I am often reminded of the Fram Oil Filter television commercials from the seventies where the auto mechanic had to give a car owner bad news about their car problems. The commercial always ended with the mechanic telling a person, “You can pay me now or pay me later.”
The moral of the commercial was to change your engine oil often and always, always use Fram oil filters to prevent engine problems. The same moral is true for lawn care and especially lawn weed control. No, not using Fram oil filters, but doing the proper lawn practices now to prevent weed problems later.
Weed control in a lawn or hayfield is more than spraying a weed killer. Certain weeds pop up because soil conditions are just right for their existence. With a little research you can learn why some weeds pop up and how to prevent them without the use of pesticides. Clover makes its own nitrogen and will pop up where little fertilizer is applied. Other weeds that might be present in soils with low nitrogen levels include chickweed, lespedeza, and broomsedge. Lawns with lots of shade, poor drainage and sometimes large trees or shrubs have problems with moss, sedges, rushes and dichondra. Do your homework before applying the weed killer or your problem will not go away.
Many times homeowners who treat their own lawns fail to treat at the right time when trying to control weeds. Plants grow vegetative in the first part of their life and most are easily controlled at this stage. Then plants enter a reproductive stage (flowering and seed production) where they are more difficult to control. Then plants mature and die. Most new homes today are sodded with Bermuda front lawns which look great in summer.
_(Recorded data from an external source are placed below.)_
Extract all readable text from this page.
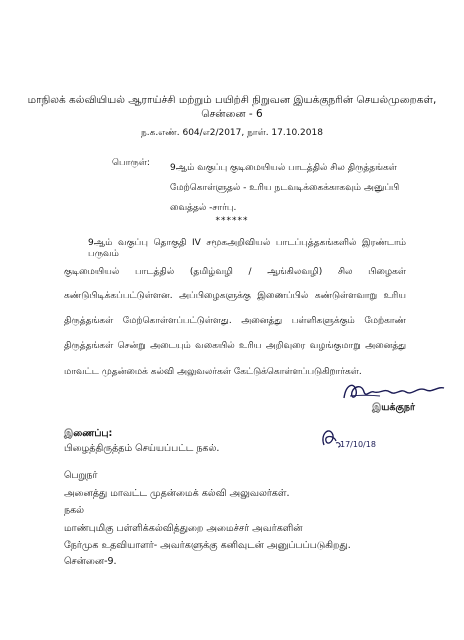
மாநிலக் கல்வியியல் ஆராய்ச்சி மற்றும் பயிற்சி நிறுவன இயக்குநரின் செயல்முறைகள்,
சென்னை - 6
ந.க.எண். 604/எ2/2017, நாள். 17.10.2018
பொருள்: 9ஆம் வகுப்பு குடிமையியல் பாடத்தில் சில திருத்தங்கள்
மேற்கொள்ளுதல் - உரிய நடவடிக்கைக்காகவும் அனுப்பி
வைத்தல் -சார்பு.
******
9ஆம் வகுப்பு தொகுதி IV சமூகஅறிவியல் பாடப்புத்தகங்களில் இரண்டாம் பருவம்
குடிமையியல் பாடத்தில் (தமிழ்வழி / ஆங்கிலவழி) சில பிழைகள்
கண்டுபிடிக்கப்பட்டுள்ளன. அப்பிழைகளுக்கு இணைப்பில் கண்டுள்ளவாறு உரிய
திருத்தங்கள் மேற்கொள்ளப்பட்டுள்ளது. அனைத்து பள்ளிகளுக்கும் மேற்காண்
திருத்தங்கள் சென்று அடையும் வகையில் உரிய அறிவுரை வழங்குமாறு அனைத்து
மாவட்ட முதன்மைக் கல்வி அலுவலர்கள் கேட்டுக்கொள்ளப்படுகிறார்கள்.
இயக்குநர்
17/10/18
இணைப்பு:
பிழைத்திருத்தம் செய்யப்பட்ட நகல்.
பெறுநர்
அனைத்து மாவட்ட முதன்மைக் கல்வி அலுவலர்கள்.
நகல்
மாண்புமிகு பள்ளிக்கல்வித்துறை அமைச்சர் அவர்களின்
நேர்முக உதவியாளர்- அவர்களுக்கு கனிவுடன் அனுப்பப்படுகிறது.
சென்னை-9.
But when winter comes, the lawn goes dormant. Then as spring arrives the dormant Bermuda lawn looks like a wildflower field with tons of winter annual weeds blooming.
This year “Pay me now” so you do not have to “pay me later.” Put out a pre-emergence herbicide to prevent those winter annual weeds from becoming a problem. Pre-emergence herbicides do not prevent weed seeds from germinating, but rather control the young seedling plants as they come in contact with the herbicide. Plus you will not have to look at those ugly weeds or their blooms. Sept. 15 –30 is the best time to apply a pre-emergence herbicide for winter annual weeds.
Just like motor oils today, one product will not work for all cars. One pre-emergence herbicide will not prevent all weeds. Correct weed identification is very important. You can bring samples by the Barrow County Extension Office for positive identification or go on line to check out the UGA Crop and Soil Science maintained web page, www.gaweed.com, to view PowerPoint slide shows or weed picture galleries. The power point presentations explain homeowner herbicides, weed control in Fescue lawns, weed control in Bermuda Lawns and weed control in Centipede lawns plus many other topics.
Pre-emergence herbicides are generally safer to nearby trees and shrubs compared to post emergence herbicides, however you cannot overseed for 2 - 4 months after application.
To be most effective, the lawn will need to receive a good soaking rain or be irrigated within seven days after application of a pre-emergence herbicide. Also, too much rain will dilute the herbicide. This spring many lawns treated with a pre-emergence herbicide last fall had heavy weed infestations due to the heavy rains last fall and this spring. If weeds escape your preventative efforts, then apply a post emergence treatment to your lawn in late February or early March. With all pesticides read and follow the label directions. These will tell you which grasses you can use each product on and safety precautions.
Examples of easily found pre emergence herbicides include Bayer Season Long Weed Control for Lawns, Green Light Amaze, Sta Green Crabgrass Preventer, Vigoro Crabgrass Preventer, Team, Halts, Surflan, Betasan, Balan, XL, Gallery, Snapshot.